Departure lounge ramblings on music, places, climate change and stuff outdoors

Love Vinyl – Record Store Day 2016

Record Store Day, the annual celebration of musical discs, has a big red star by it on the markontour calendar. So I bounced out of bed this morning and listened to Mary Anne Hobbs read out tweeted dispatches from the early morning queues outside Britain's remaining vinyl emporiums, while compiling a wishlist of the special releases about to go on sale.

I'm not really a record collector as such, in that I am not tremendously interested in rarity or the financial value of a record, but I do love record shops, mostly for the joy of being introduced to a new band by a passionate fan (record shop assistant). Or thumbing through boxes of endless 1980s pop tat, only to find something I'd never heard of by an artist I already love.

'Pleasures of the Harbour' by Phil Ochs, which I discovered today in Soul Jazz Records, falls firmly into the latter category. I got into Ochs in my early twenties via a recommendation from someone on an anti-Iraq war demonstration. Ochs, an original troubador, made his name in the sixties with passionate, biting anti-Vietnam war songs. He was best mates with Bob Dylan until the latter gave up protest singing. I can't find a date on this record, but it seems to have come from a later period in Ochs' short life and following some time off in Europe. The sleeve notes explain “I've been away for a while but I hope to be back again soon.. From the pubs of London to the hills of Edinburgh, a jealous journey on the ecstasy side of tragedy.. Ah but in such an ugly time the true protest is beauty.. Oh I have been away for a while and I hope to be back again soon.”
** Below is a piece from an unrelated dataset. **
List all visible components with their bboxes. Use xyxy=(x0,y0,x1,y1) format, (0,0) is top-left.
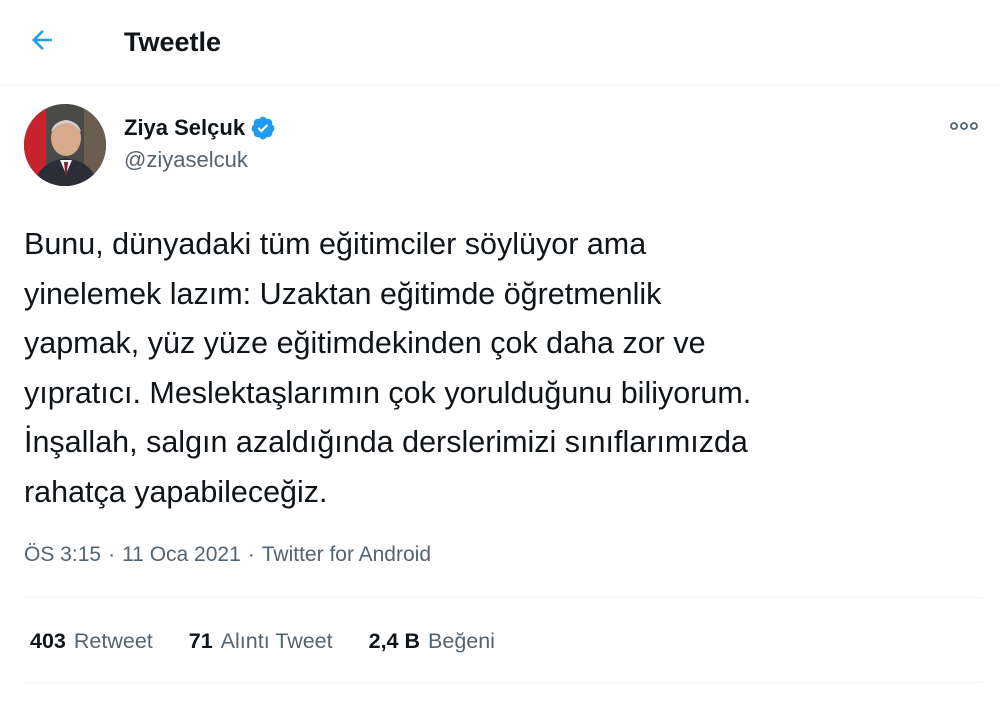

A street away, upstairs at the tiny If Records while my mate was purchasing some very pricey jazz, I discovered The Black Hippies' eponymous 1977 debut. From a quick, astonished listen on the shop's decks, I gleaned that this is a heavy piece of Afro-rock, with pulsating bass lines. The accompanying blurb promises that it will make “dance floors erupt into displays of uninhibited frenzy”!

Then in Hoxton's Love Vinyl (pictured above), after enjoying a live set from Pete Josef, I found a real gem – Woody Guthries' 'Poor Boy' – a retrospective of the output of the great dust-bowl balladeer's final decade. The wonderful sleeve notes find Guthrie defending the enduring value of folk music and describing his own compositional methods: “I've made up scaddles and oodles of songs, ballads, about fires, floods, droughts, stabbings, rapings, killings, robbings, fist-fights, gaming gamblers, riverboat rustlers, outlaws, inlaws, bad men, bad girls, wrecks of trains, cars, planes, ships, terrible accidents, political rally songs, songs of protest, trade union songs, ballads to tell you how racial hate's done got another good man and gone, sugarloaf jumps to tell you how pretty you dive and swim, to tell you how I love you, hate you, need you, and can't stand you. I mix up old tunes; I wheel them and I deal them; and I shuffle them out across my barking board; I use half of two tunes, one third of three tunes, one tenth of ten tunes. I always save back my notes and words left over and pound them out to poke fun at the democrats and the republicans and these Wall Street ramblers.” I can't wait to listen.

But none of the above were Record Store Day releases themselves, just the beneficial collateral of four hours in record shops. The actual special release haul includes a Roots Manuva EP, on which the B-side offers instrumental versions of the A-tunes; a Norman Cook remix of The Charlatan's 'Trouble Understanding'; the recently passed Howard Marks poignantly reading Dylan Thomas' 'Do Not Go Gentle'; a Matthew E. White / Natalie Prass duet; and The Fall's 'Bingo Master Break Out!'. Plus I picked up a 45rpm reiussue of 'Wichita Lineman', featuring a very uncool looking Glen Campbell staring out from the cover in his white turtle-neck and suit.

I have no idea when I will get time near a turntable to enjoy them all. True to name, markontour is currently on a train and will shortly be flying off to New York. But that just means there will be a second round of discovery pleasure when I return home. Thank you Record Store Day for keeping vinyl shopping alive!